Inputs that shape the search space
Differencing settings control stationarity. A common starting point is d=1 for trending monthly data and D=1 when a 12‑month pattern persists after detrending. Keep m smaller than the sample length; with 36 points, m=12 leaves only 24 seasonally differenced values. Forecast horizon h should match decisions; for inventory, 4–12 steps is typical, while budgeting may need 12–24. Compute budget caps runtime; 800–1500 ms is typical.
How scoring balances fit and complexity
This calculator ranks models using AIC or BIC. Both use the conditional log‑likelihood ℓ and parameter count k. AIC = 2k − 2ℓ favors predictive accuracy, while BIC = k·ln(n) − 2ℓ adds a stronger penalty as effective observations n grow. When n is near 30, BIC’s penalty is roughly 3.4k; at n=120 it is about 4.8k. If AIC and BIC disagree, prefer BIC for sparse data.
Reading diagnostics before deployment
After selection, check residual mean and standard deviation; a mean near zero indicates unbiased errors. The ACF lags 1–10 help detect leftover structure: values within ±0.2 are often acceptable for quick screening, and a slow decay can suggest under-differencing. If early lags stay high, raise d, enable seasonality, or allow p to increase. Also compare sigma² across top candidates; large jumps can flag unstable fits.

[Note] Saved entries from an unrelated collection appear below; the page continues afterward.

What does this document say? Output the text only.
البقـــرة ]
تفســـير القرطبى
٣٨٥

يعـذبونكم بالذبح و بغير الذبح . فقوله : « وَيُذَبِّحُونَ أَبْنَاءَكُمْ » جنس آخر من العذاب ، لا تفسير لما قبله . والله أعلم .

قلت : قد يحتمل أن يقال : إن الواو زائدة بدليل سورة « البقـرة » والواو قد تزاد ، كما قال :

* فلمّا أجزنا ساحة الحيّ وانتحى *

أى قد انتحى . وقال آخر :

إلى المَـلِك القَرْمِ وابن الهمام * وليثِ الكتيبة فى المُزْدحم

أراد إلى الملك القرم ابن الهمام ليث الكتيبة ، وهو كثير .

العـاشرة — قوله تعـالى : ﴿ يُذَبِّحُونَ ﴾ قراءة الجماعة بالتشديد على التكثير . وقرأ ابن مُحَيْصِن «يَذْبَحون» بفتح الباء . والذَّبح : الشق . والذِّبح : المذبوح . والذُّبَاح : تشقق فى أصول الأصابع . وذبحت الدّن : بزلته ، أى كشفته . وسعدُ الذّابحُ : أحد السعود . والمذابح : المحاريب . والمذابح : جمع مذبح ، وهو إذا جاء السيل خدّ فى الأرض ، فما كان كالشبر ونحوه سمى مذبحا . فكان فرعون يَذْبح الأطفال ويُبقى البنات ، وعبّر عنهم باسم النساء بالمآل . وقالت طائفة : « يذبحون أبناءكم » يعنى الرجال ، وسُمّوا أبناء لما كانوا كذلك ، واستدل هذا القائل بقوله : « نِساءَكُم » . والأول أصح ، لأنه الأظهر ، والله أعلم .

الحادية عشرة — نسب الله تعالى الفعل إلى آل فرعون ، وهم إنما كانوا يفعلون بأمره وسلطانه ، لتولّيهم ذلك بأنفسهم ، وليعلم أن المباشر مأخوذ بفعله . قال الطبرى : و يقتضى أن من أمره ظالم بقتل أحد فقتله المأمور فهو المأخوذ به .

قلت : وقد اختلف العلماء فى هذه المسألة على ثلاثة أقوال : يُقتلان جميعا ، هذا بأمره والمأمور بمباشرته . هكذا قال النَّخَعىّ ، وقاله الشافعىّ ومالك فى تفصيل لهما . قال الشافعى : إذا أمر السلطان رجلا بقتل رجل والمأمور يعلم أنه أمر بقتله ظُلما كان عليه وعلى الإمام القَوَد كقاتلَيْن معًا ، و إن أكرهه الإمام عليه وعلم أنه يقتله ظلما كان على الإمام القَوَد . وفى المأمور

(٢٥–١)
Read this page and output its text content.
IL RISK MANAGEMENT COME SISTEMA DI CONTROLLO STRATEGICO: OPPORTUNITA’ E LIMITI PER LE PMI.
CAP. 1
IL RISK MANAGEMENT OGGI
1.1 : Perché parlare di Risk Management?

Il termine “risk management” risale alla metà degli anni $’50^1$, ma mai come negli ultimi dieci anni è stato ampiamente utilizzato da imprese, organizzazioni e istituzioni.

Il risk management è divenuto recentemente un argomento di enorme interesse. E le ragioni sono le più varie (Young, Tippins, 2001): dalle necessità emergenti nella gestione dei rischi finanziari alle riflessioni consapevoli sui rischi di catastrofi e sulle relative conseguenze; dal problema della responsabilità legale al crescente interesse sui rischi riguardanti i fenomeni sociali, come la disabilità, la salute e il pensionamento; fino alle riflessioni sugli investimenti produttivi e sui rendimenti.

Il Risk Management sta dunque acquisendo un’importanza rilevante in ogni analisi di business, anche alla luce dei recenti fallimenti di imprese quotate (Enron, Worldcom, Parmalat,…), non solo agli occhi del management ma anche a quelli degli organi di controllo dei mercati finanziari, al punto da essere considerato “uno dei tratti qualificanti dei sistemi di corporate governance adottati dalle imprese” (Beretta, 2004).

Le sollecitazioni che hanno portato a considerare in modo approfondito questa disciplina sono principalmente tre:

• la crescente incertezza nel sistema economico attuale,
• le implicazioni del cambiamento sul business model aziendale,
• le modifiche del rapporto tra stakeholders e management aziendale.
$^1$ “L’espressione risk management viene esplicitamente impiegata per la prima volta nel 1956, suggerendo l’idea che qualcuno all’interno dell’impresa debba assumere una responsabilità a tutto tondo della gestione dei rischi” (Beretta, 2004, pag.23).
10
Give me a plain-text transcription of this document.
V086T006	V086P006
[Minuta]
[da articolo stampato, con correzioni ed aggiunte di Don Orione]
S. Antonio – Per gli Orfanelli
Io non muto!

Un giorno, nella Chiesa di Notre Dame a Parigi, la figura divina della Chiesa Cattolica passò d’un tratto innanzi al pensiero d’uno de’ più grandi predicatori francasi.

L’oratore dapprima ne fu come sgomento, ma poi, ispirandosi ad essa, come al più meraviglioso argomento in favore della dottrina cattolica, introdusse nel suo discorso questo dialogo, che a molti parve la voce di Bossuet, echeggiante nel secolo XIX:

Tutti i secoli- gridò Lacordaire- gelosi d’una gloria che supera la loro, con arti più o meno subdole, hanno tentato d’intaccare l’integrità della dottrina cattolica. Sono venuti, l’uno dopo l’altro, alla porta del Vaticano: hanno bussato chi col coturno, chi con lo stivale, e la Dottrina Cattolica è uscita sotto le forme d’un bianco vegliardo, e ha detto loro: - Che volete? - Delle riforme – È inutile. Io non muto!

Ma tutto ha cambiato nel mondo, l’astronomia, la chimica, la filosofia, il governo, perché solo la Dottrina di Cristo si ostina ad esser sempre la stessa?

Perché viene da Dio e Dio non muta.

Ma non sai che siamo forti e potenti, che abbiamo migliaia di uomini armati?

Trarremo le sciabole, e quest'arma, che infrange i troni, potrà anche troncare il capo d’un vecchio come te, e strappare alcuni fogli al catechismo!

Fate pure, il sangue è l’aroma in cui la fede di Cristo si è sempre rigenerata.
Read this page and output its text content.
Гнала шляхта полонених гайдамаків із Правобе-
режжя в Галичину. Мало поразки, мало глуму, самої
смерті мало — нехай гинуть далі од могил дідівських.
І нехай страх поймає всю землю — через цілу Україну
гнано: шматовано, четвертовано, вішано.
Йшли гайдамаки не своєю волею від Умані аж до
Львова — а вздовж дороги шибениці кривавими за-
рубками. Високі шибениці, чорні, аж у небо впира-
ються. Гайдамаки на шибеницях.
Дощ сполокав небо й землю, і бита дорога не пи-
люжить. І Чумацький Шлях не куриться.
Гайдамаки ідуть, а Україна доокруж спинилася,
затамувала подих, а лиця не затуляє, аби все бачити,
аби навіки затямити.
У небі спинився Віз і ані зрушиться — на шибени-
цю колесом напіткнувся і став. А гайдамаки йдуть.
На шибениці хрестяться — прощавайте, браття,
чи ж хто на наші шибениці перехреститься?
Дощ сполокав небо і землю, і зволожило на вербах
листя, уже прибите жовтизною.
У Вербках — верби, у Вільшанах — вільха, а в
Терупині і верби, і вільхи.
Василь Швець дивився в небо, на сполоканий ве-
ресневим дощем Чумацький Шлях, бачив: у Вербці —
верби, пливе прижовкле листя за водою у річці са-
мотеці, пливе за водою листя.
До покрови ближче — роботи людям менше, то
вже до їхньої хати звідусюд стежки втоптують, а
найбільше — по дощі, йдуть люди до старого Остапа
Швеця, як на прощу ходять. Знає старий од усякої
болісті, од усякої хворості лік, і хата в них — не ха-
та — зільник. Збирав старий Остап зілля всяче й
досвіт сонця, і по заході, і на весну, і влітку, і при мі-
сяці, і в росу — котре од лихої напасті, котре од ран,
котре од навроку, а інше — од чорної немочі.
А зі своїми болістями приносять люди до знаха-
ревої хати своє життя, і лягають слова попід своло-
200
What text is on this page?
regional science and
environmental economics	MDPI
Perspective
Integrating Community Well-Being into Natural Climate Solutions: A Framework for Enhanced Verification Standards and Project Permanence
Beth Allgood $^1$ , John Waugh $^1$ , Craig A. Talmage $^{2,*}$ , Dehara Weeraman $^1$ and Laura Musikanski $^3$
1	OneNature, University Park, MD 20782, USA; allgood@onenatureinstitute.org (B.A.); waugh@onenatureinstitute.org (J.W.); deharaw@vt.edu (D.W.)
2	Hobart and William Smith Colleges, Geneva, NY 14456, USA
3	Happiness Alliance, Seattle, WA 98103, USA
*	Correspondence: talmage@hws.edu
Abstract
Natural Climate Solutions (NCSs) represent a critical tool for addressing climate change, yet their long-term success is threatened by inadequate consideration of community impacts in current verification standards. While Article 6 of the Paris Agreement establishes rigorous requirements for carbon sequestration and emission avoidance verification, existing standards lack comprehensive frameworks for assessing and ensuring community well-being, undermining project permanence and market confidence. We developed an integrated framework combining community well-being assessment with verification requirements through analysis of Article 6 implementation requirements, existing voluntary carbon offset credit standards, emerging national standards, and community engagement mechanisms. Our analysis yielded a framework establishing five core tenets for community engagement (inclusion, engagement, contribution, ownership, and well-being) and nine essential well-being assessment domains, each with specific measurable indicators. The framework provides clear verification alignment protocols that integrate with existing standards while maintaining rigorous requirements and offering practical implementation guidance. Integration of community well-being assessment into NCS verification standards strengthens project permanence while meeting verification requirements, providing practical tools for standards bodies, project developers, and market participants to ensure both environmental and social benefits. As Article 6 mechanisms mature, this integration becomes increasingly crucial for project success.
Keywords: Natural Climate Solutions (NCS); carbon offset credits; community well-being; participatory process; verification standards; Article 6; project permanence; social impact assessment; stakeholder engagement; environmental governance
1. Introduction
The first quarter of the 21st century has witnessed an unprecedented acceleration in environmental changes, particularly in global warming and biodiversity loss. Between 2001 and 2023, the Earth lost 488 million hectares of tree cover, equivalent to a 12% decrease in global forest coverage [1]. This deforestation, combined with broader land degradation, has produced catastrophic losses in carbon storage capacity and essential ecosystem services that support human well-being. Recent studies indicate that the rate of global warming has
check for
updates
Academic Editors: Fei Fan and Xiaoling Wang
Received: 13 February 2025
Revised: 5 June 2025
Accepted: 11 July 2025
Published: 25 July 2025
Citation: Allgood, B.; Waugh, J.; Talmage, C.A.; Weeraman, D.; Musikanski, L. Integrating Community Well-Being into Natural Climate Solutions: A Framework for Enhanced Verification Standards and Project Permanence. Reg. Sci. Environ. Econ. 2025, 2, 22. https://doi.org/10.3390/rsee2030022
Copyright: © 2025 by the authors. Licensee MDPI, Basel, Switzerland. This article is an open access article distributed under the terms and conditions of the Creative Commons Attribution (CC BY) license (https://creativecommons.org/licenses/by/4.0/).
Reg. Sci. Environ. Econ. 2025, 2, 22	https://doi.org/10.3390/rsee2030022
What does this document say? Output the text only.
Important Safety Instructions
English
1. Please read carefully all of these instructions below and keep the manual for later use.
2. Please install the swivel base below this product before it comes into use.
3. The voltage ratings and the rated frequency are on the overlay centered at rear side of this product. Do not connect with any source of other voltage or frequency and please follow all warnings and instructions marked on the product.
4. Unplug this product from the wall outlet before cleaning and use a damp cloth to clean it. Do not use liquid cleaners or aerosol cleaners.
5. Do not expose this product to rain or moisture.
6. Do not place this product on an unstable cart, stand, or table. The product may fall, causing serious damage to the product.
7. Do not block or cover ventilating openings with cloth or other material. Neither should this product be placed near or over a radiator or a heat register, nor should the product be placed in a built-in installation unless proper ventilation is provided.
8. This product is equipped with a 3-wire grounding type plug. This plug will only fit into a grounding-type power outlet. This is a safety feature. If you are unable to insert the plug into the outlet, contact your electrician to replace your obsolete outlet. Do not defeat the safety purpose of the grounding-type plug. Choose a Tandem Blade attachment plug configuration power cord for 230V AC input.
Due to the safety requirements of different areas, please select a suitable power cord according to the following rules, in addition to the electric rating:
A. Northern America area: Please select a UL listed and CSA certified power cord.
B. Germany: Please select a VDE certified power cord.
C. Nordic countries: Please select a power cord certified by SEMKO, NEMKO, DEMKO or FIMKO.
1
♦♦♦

Practical workflow for model iteration
Start with conservative bounds, run selection, then refine around the top candidates by narrowing p and q to top values. If the best model has p=0 and q=0, try disabling the intercept to test a simpler baseline. For seasonality, confirm that m matches the real cycle (7 for daily‑weekly, 12 for monthly, 24 for hourly‑daily). Finally, backtest with a holdout window of 10–20% of observations, comparing MAE or MAPE alongside the chosen criterion, and keep the model that remains stable across at least two adjacent windows.